On March 12, 2014 Inspectors from the West Virginia DEP responded to “licorice” odor complaint at the landfill in Hurricane. According to the DEP it was determined that the odor was from the approved disposal of wastewater that was being transferred to the landfill. Putnam County and the city of Hurricane, West Virginia petitioned a Kanawha County circuit judge who granted a preliminary injunction blocking the DEP from allowing Waste Management to continue to dispose of the MCHM-sawdust mixture at the landfill. By the March 15th hearing, the West Virginia DEP had modified the permit once again so that the permission to accept the MCHM contaminated waste had expired.
By all accounts about 228 tons of MCHM, wastewater and sawdust mixture was buried at the Hurricane Landfill. Now Hurricane is suing Waste Management to remove the material from the landfill because they are concerned that the MCHM will leach out of the landfill into the landfill collectors that go to a waste water treatment plant that ultimately releases to a creek that feed the Kanawha River, the source of Hurricane’s drinking water supply. The waste water treatment plant is not designed to remove MCHM from the leachate. The rest of the 700 tons of MCHM contaminated material from the original Freedom Industries site was ultimately disposed of at a hazardous waste disposal well in Vickery, Ohio.
Waste Management wants the case dismissed on a technicality and because the MCHM sawdust mixture does not meet the definition of hazardous waste under the Federal Resource Conservation and Recovery Act and the disposal was done under permit.
MCHM will continue to appear in the Charleston drinking water as it continues to leach into the Elk River from the contaminated soil that remains at that site. A month after the first incident in Charleston, MCHM was once more detected in the cities’ water supply and forced a closing of Charleston schools. Now Hurricane, West Virginia is waiting for MCHM to appear in their drinking water supply.

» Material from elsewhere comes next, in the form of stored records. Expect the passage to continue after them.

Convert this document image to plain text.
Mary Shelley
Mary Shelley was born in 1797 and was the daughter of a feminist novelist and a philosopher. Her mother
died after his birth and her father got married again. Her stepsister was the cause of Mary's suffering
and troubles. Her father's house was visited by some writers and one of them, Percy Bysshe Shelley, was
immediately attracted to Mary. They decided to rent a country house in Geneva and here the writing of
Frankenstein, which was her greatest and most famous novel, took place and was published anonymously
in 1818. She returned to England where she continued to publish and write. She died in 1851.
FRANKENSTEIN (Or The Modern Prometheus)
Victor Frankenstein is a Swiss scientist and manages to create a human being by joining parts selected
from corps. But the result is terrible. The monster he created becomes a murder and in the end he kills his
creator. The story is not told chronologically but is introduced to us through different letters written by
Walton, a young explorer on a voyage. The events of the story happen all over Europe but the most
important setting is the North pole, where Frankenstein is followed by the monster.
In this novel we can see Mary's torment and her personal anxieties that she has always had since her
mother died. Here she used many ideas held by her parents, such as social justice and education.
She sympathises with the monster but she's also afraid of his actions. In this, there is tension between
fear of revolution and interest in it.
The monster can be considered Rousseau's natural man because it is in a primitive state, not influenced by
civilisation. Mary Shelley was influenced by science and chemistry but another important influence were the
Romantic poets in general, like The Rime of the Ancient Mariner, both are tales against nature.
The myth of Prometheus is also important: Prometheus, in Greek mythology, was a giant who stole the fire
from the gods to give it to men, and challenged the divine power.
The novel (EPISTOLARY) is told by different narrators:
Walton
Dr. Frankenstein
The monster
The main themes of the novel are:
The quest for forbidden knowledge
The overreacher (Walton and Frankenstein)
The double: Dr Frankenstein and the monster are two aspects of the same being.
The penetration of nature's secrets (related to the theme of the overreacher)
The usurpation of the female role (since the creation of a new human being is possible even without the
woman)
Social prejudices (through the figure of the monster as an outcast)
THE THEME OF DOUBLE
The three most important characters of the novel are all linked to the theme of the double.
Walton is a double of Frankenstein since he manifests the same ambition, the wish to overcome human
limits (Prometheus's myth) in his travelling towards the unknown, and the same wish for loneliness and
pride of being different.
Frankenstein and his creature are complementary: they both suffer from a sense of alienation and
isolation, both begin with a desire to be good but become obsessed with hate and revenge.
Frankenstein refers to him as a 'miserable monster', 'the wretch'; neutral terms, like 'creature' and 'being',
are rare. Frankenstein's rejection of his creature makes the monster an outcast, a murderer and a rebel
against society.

These rivers are the source of the drinking water supplies for over 300,000 people, old, young, healthy, sick, and pregnant- the entire spectrum. Now, there is the potential that both communities with have their drinking water impacted by chronic long term extremely low level exposure to MCHM for years. These were absolutely the wrong decisions. Public concern is very real, whether or not the MCHM mixture meets the definition of hazardous waste. That sawdust mixture should have been incinerated for a permanent solution and the tank or tanks should have been removed from the Freedom Industries site and along with all the contaminated soil to be remediated at a different site away from a drinking water supply. Moving contamination from one site to another is not remediation. Incineration, remediation or disposal at a hazardous waste disposal site would have been far more appropriate than using the town sanitary landfill. In the United States the purity of our public water supplies is sacred.